If the layer of stalks is greater than 4 inches, and unfortunately most of them are, there aren’t a lot of good options. The stalks can be burned, spread, composted or stockpiled for spreading at a later time, probably after harvest this fall.

Burning may be the easiest method if they dry out enough. When burning, always remember to consider where the fire can travel and get a burn permit from the fire department.

Spreading is an option if the stalks aren’t too deep and you have the equipment to do this. Once you spread them, they will dry faster and you can either burn them or incorporate them into the soil.

One thing that is important to remember any time you incorporate organic material into the soil, cornstalks and similar debris are high in carbon content and low in nitrogen. The microbes in the soil need nitrogen to break down the carbon-based materials and will take residual nitrogen from the soil to aid in this process. In doing so, they may create a temporary nitrogen deficiency for crops that were planted. You may need to increase your nitrogen fertilizer rate to offset this tie-up of nitrogen in the soil.

Composting cornstalks is not the same as piling them in a corner of the field. To compost cornstalks, you will need to turn and mix them periodically, maybe once a month over the summer. This will increase the rate they break down.
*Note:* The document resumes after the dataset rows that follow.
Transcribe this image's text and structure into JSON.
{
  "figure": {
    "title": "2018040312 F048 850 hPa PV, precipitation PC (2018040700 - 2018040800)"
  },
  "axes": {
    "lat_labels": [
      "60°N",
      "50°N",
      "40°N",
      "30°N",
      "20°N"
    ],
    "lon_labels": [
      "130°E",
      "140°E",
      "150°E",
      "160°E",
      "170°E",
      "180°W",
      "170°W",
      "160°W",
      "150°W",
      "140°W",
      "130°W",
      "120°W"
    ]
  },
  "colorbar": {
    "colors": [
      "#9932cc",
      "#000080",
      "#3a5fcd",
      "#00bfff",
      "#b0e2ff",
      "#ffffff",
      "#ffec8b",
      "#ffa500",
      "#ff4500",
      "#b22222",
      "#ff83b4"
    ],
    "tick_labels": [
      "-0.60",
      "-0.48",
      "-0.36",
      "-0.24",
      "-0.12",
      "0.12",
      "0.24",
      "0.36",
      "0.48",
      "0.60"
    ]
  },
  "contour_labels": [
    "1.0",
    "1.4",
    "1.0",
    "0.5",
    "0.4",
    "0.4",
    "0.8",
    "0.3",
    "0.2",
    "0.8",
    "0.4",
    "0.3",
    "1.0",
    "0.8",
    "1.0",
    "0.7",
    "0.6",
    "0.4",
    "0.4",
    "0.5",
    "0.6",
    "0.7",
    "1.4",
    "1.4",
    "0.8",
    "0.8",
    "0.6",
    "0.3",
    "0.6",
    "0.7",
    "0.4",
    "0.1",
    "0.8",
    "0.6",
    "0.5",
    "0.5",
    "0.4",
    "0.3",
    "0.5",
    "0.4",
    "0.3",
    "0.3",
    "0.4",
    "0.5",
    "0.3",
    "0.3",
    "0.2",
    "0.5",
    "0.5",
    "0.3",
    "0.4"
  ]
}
You might form a big windrow of stalks along the edge of a field with enough room to turn and mix the stalks with a loader, lifting and pushing the windrow over onto adjacent new ground. The next time repeat the process and move the windrow back on the original ground.

Stockpiling cornstalks in a pile at the edge of the field will allow for some breakdown to occur, but the rate will be slower than if they were mixed and composted. Stockpiling will take the least ground out of production. Then at a later date — probably this fall after harvest — you can spread the stalks on the field in a layer thin enough that it won’t cause problems with fieldwork or planting the following year.

Unfortunately there is not a great option for dealing with cornstalks that accumulated because of the flooding in March. You will need to assess the amount of cornstalks and the equipment you have available to determine which option will work best for you to manage them on your farm.